On the other hand, if you consider the right-hand side region of *i**b* along the line joining these two wires, and in this case we will see that by applying the right-hand rule, we know that the field lines are circling in clockwise direction for both of them, so *i**b* will generate a magnetic field in downward direction, tangent to the field line, and as well as *i**a*. Therefore, on the right-hand side of current *b*, also the magnetic fields generated by these two currents will add, and we’re going to end up again, with no point that will have total magnetic field is equal to 0.

So we’re left the region between these two wires. If you consider the points over here, let’s say some that are over here, for example, the magnetic field lines due to current *a* circling in clockwise direction at the location of this point. Therefore, the magnetic field due to current *a* will be pointing in downward direction, **B****a**. And for the current *b*, again, they’re circling in clockwise direction at the location of this point. The magnetic field associated with current *b* will be pointing in upward direction. Therefore, this region is the region that we’re looking for, because in these regions, magnetic field lines are going to be aligning in opposite directions due to these two current *i**a* and *i**b*.

Well, whenever they’re equal in magnitude, the we will have the point what we’re trying to find. Let’s assume that at this point, the magnitude of these two magnetic field vectors are equal to one another. Let’s denote this distance as *x*. Therefore, this distance is going to be equal to *d* minus *x* relative to current *b*.

Well, we know that magnitude-wise *B**a* is equal to *μ**0* *i**a* over 2*π* times the distance between the wire and the point of interest, and that is what we called *x*. And *B**b* is equal to *μ**0* times *i**b* over 2*π*, the distance between the wire and the point of interest. Let’s say that now that point is *P*, and that is *d* minus *x*.

We want these two magnetic field vectors to be equal to one another so that **B****total** is going to be equal to vector sum of **B****a** and **B****b**. And since they are in opposite directions, whenever they become equal, when we add them **B****total** is going to be equal to 0.

Therefore if we equate these two equations, *μ**0* times *i**a* over 2*π* *x* should be equal to *μ**0* times *i**b *over 2*π* *d* minus *x*. Here we can cancel *μ**0*’s from both sides and as well as 2*π*‘s.
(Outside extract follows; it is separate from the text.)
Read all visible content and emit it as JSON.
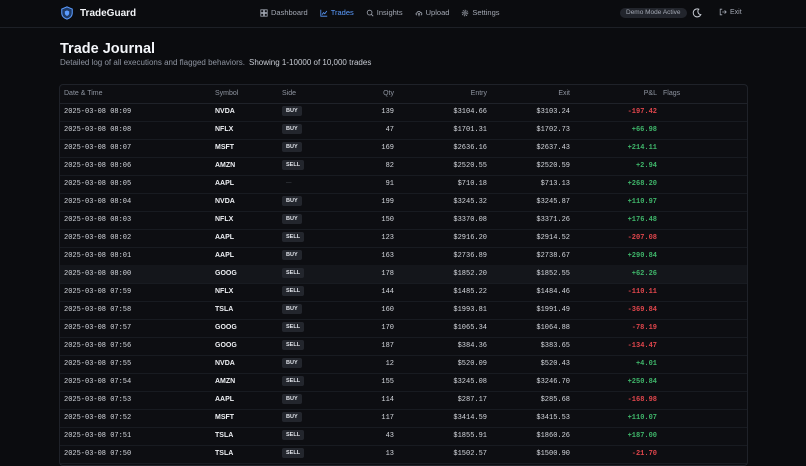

That leaves us an expression such that *i**a* times *d* minus *x* becomes equal to *i**b* times *x*.

We will rearrange this expression for *x*. If we open the parentheses on the left-hand side, we will have *i**a* times *d* minus *i**a* times *x* is equal to *i**b* times *x* on the right-hand side. And collecting *x* terms on one side, *i**a* *d* will be equal to *i**a* plus *i**b* times *x*. And solving for *x*, we’re going to end up with *x* is equal to *i**a* *d* over *i**a* plus *i**b*.

Therefore, from the wire *a*, whenever we’re this much of distance away, then the net magnetic field at that point is going to be equal to 0.